I have the following Pyspark dataframe. I need to calculate the 'Coverage' row.
Coverage is calculated in the following way: Take the 'Inventory' value for each day, and 'Coverage' will be the amount of days we can sum 'Shipments' (starting from the next day) without exceeding the 'Inventory' value, for each Material & Plant. So, 'Coverage' would have the following values:
|
Plant |
Material |
Category |
14-06-22 |
15-06-22 |
16-06-22 |
17-06-22 |
18-06-22 |
19-06-22 |
20-06-22 |
21-06-22 |
29-06-22 |
1 |
011 |
1234 |
Shipments |
213 |
122 |
341 |
142 |
93 |
177 |
213 |
187 |
133 |
2 |
011 |
1234 |
Inventory |
1245 |
944 |
1056 |
891 |
995 |
1333 |
1122 |
1289 |
943 |
3 |
011 |
1234 |
Coverage |
6 |
4 |
6 |
5 |
5 |
6 |
5 |
7 |
5 |
4 |
Z21 |
546 |
Shipments |
62 |
133 |
164 |
156 |
128 |
130 |
55 |
159 |
288 |
5 |
Z21 |
546 |
Inventory |
344 |
278 |
284 |
653 |
499 |
766 |
567 |
879 |
654 |
6 |
Z21 |
546 |
Coverage |
2 |
1 |
2 |
4 |
3 |
5 |
3 |
5 |
5 |
In further explanation: For 14-06-22, Plant 011 and Material 1234 has an Inventory of 1245. According to the previous formula, Coverage would be the sum of each day's Shipment values (starting from the next day) until inventory value 1245 is reached. Therefore:
Coverage = amount of Shipment days (122 + 341 +142 +93 + 177 + 213 = 1088) so, we had to sum 6 days in order to get the closest number to Inventory (1245) without exceeding it. Therefore, Coverage for 14-06-22 Plant 011 and Material 1234 will be 6.
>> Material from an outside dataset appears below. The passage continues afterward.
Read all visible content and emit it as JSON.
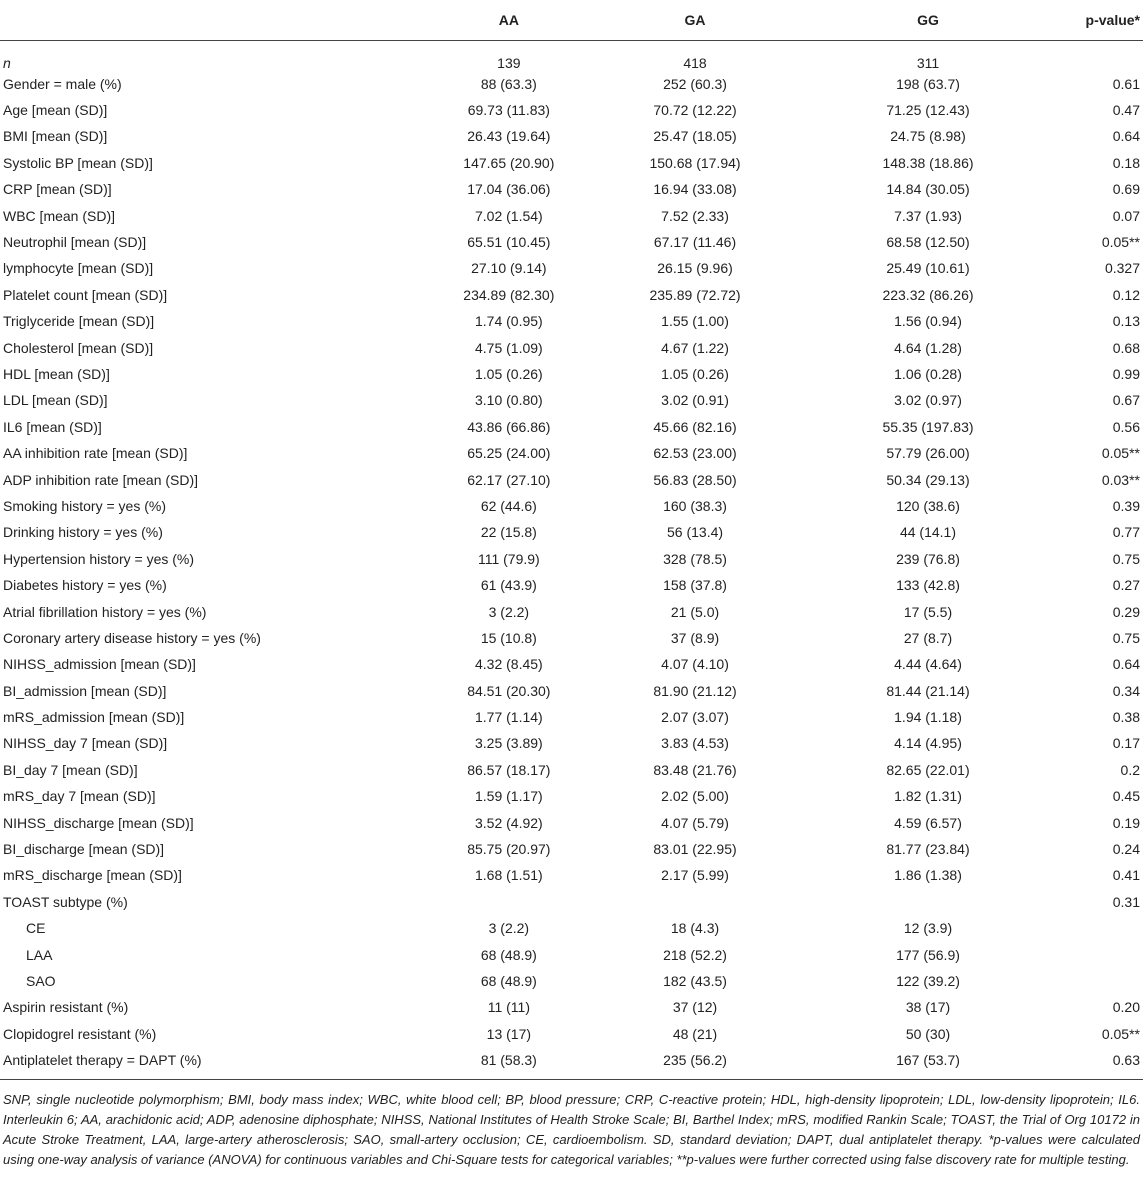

This applies to all coverage values. When we reach the end of the column days and we still haven't reached the Inventory Value, we continue summing from the first day. Example:
Date 19-06-22, Plant Z21 and Material 546 has an Inventory of 766. The Coverage formula would be:
Coverage = amount of Shipment days ( 55 + 159 + 288 + 62 + 133 = 697) so, we had to sum 5 days in order to get the closest number to Inventory (766) without exceeding it. Therefore, Coverage for 19-06-22, Plant Z21 and Material 546 will be 5.
How can I actually perform this formula iterating over each column & row using pyspark/sql ? I am using a Databricks notebook.